Eucalyptus, jacaranda...beauty was everything, beauty was sublime,

now it only rests on my shoulders when I'm struggling for a rhyme.

Sometimes, too, it rests on my shoulders when there's 

music. But lately I play dirges, I'm 26 thinking about mortality.

Lately when I play an instrument it's the posthumous soundtrack

to a childhood of refuse dump-scavenging for gourds, the kind that ballooned from plants that grew amongst garbage so I could sell

to the craftsman who used them for his xylophones.

 

The sun and breeze play their repetitive games on my skin and

this city plaza. Come, go, shade, shine. How many weathers had

to hold silent to allow for this dominant weather's 

presence? Once you said there're many particles of

dark matter that hide behind the scene 

but pave the way for the glory of matter seen. 

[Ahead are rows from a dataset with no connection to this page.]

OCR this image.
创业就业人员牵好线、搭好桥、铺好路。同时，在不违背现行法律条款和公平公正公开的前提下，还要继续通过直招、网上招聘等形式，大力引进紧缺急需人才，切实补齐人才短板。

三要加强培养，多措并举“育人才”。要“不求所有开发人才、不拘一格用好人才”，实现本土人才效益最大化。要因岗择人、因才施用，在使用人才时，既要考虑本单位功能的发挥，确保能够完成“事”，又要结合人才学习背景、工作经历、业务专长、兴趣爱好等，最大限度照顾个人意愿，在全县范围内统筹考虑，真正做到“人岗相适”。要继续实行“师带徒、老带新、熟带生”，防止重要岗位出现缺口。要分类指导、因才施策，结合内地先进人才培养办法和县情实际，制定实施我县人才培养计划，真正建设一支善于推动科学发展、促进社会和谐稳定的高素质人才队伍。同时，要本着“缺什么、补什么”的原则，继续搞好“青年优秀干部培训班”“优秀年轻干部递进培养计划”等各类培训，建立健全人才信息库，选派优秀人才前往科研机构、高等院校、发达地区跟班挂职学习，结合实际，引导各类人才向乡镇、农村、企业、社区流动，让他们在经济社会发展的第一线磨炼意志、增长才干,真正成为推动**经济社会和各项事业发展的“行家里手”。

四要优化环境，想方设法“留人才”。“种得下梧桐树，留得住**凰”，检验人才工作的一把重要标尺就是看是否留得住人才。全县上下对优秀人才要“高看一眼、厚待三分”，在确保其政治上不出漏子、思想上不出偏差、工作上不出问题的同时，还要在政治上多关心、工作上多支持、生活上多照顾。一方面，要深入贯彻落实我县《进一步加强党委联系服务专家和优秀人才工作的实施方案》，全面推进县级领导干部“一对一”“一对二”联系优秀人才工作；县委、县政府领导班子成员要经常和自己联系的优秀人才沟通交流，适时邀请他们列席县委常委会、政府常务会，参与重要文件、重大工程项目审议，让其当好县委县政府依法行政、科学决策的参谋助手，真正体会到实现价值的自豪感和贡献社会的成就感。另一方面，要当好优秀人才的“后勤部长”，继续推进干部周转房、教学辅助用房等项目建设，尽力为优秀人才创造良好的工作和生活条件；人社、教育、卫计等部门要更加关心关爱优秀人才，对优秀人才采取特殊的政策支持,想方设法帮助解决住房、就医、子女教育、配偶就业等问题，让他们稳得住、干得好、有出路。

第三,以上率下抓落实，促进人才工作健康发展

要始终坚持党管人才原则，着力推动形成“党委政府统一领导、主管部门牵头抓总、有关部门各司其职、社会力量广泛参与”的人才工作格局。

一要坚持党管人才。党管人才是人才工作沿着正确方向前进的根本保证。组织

Still we relegate one lineage to the disclaimer 'dark’ and the

other is simply 'matter', canonized. A bird started chirping 

its morning call as I look at you and the shuffling people. It's 

not talking to me but my ears eavesdrop and warp its whistle to 

tell my brain, "It's here, it's here", over and over. Over and 

over in this season, when doing is having, when having is being.